Mary Agee
Today's corporate scandals are heavy on the accounting, light on the sex. Where are the juicy boardroom affairs? Where are allegations of a young female executive sleeping her way to the top? Where's the love?
Mary Cunningham Agee can hardly believe it's been almost 25 years since she ended up on the covers of business magazines, caught up in such a scandal. Then 29, she was the executive assistant to William Agee, the CEO of manufacturing conglomerate Bendix. Fresh out of Harvard Business School, Cunningham quickly became a trusted confidant of her boss, and shortly after her arrival they both separated from their spouses. Her swift promotion to vice president of strategic planning did not sit well within the ranks of the Bendix executive suite. Anonymous notes alleging an affair with Agee poured into the boardroom, and a media frenzy ensued. Cunningham and Agee vehemently denied the rumors but married two years later. In her tell-all book published in 1984, she writes that their romance blossomed after she left the company.

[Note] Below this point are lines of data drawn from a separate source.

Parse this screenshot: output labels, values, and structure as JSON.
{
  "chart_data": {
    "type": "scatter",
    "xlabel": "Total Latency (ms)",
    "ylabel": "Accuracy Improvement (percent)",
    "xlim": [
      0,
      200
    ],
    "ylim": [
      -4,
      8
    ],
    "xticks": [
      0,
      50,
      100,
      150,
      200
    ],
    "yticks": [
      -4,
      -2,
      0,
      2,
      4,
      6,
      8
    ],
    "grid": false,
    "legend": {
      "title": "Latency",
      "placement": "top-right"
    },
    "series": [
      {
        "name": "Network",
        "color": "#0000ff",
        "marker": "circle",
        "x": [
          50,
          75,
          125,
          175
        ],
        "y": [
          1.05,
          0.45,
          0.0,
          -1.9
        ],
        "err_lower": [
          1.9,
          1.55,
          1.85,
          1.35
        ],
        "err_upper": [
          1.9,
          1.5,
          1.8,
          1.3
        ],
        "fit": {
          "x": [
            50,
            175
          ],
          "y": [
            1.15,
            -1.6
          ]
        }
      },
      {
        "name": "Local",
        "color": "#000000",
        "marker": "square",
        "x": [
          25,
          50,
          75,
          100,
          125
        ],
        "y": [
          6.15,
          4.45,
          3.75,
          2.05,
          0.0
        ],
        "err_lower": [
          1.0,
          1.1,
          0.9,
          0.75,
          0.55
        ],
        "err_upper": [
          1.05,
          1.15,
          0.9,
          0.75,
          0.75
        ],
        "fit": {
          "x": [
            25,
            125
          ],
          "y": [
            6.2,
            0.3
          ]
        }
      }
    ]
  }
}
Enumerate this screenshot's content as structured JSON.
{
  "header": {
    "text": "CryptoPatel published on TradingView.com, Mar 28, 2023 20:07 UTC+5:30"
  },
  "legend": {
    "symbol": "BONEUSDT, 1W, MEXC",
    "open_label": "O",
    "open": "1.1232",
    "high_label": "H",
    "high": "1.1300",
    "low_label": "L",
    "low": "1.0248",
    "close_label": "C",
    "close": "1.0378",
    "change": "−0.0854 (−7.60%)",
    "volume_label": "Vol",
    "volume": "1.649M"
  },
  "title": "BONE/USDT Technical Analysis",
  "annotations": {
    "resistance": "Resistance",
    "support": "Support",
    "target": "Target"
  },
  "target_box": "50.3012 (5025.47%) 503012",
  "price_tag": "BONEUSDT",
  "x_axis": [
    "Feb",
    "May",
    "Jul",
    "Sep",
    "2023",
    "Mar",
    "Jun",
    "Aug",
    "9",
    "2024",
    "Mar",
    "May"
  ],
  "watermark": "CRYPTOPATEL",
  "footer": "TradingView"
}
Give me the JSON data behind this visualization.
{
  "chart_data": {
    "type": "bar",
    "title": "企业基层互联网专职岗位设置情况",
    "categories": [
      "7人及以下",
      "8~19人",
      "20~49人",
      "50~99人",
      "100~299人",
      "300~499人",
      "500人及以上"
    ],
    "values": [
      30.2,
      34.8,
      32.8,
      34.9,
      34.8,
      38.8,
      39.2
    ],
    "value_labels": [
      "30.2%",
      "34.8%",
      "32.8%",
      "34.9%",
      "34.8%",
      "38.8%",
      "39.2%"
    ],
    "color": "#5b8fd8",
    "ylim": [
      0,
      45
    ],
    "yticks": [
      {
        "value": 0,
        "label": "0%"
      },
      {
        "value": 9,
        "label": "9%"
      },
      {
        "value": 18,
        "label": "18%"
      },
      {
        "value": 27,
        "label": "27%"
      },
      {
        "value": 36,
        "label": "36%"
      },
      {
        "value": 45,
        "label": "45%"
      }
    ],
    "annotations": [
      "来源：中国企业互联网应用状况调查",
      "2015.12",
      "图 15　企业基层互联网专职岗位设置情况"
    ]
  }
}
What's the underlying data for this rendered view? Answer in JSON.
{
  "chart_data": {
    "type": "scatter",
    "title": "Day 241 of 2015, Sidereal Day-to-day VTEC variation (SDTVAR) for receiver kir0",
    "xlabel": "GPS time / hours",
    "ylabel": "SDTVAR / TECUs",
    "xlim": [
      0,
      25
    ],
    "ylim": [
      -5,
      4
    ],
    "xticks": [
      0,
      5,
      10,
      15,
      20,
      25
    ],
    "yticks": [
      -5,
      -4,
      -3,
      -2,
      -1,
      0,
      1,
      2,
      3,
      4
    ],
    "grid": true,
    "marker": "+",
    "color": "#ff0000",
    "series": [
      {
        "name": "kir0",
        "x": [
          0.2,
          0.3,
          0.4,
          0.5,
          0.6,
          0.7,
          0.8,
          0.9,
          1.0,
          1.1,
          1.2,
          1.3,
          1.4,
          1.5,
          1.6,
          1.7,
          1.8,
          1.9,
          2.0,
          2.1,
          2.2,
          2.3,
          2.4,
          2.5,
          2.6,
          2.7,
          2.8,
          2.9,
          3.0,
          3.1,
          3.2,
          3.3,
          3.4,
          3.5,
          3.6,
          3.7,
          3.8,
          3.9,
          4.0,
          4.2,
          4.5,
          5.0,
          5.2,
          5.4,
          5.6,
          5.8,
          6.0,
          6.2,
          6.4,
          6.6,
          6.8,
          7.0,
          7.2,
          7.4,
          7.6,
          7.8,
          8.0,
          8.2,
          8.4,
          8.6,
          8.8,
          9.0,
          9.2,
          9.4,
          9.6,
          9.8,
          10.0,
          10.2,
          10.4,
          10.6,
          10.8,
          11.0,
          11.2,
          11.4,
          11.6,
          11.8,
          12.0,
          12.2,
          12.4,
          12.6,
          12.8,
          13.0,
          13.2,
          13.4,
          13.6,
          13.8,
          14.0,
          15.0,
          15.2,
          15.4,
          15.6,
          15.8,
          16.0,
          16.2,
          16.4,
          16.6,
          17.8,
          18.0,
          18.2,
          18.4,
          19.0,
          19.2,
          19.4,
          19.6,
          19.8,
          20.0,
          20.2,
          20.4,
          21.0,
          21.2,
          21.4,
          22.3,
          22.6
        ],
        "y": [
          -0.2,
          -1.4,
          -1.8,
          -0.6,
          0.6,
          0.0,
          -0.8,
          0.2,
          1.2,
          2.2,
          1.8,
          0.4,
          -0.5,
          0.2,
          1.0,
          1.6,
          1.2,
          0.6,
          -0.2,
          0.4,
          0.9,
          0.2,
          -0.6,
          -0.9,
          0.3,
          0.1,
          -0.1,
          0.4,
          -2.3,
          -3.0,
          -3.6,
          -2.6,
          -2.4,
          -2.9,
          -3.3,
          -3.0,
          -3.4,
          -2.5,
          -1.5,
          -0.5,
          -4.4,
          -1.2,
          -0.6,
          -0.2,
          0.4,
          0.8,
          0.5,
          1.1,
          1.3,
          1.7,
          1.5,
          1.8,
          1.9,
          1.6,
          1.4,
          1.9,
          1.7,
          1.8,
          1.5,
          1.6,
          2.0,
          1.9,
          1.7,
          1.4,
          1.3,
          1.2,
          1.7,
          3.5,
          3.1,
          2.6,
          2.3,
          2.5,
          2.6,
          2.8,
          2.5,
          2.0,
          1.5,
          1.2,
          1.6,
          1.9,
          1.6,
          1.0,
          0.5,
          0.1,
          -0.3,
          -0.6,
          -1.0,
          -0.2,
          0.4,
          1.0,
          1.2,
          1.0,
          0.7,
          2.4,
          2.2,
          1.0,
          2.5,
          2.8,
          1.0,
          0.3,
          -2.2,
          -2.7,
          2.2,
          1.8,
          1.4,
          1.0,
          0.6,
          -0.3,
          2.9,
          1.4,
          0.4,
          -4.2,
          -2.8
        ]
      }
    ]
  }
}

Today, the couple live in Napa Valley, having happily left corporate America and the media glare behind. After experiencing a miscarriage shortly after they were married, Mary Agee started the Nurturing Network, a nonprofit organization for women with unplanned pregnancies. With private donations and thousands of volunteers, the network provides counseling for the young women, as well as education, employment, and residential services. Though the organization is apolitical and has taken no government funding, it adheres to "pro-life" principles. "I realized that most women undergo abortions out of the sense that there is no other choice," she says. The Nurturing Network will celebrate its 20th anniversary this Mother's Day.
Bill Agee, 67, is a strategic consultant and venture capitalist. He left Bendix after a hostile takeover battle with Martin Marietta and later became CEO of Morrison Knudsen before being forced out in 1995. The couple have a daughter at Notre Dame and a son heading to Stanford University next year.
Though still not perfect, life has improved immeasurably for women in corporate America since 1980, and Mary Agee counts her story among those contributing to that progress. "Women are reflected in corporate culture at higher levels today," she says. "I think I educated young women on some of the politics in business. If I had to do a little suffering for my daughter to have a better experience, that's OK. -Megan Barnett
This story appears in the February 28, 2005 print edition of U.S. News & World Report.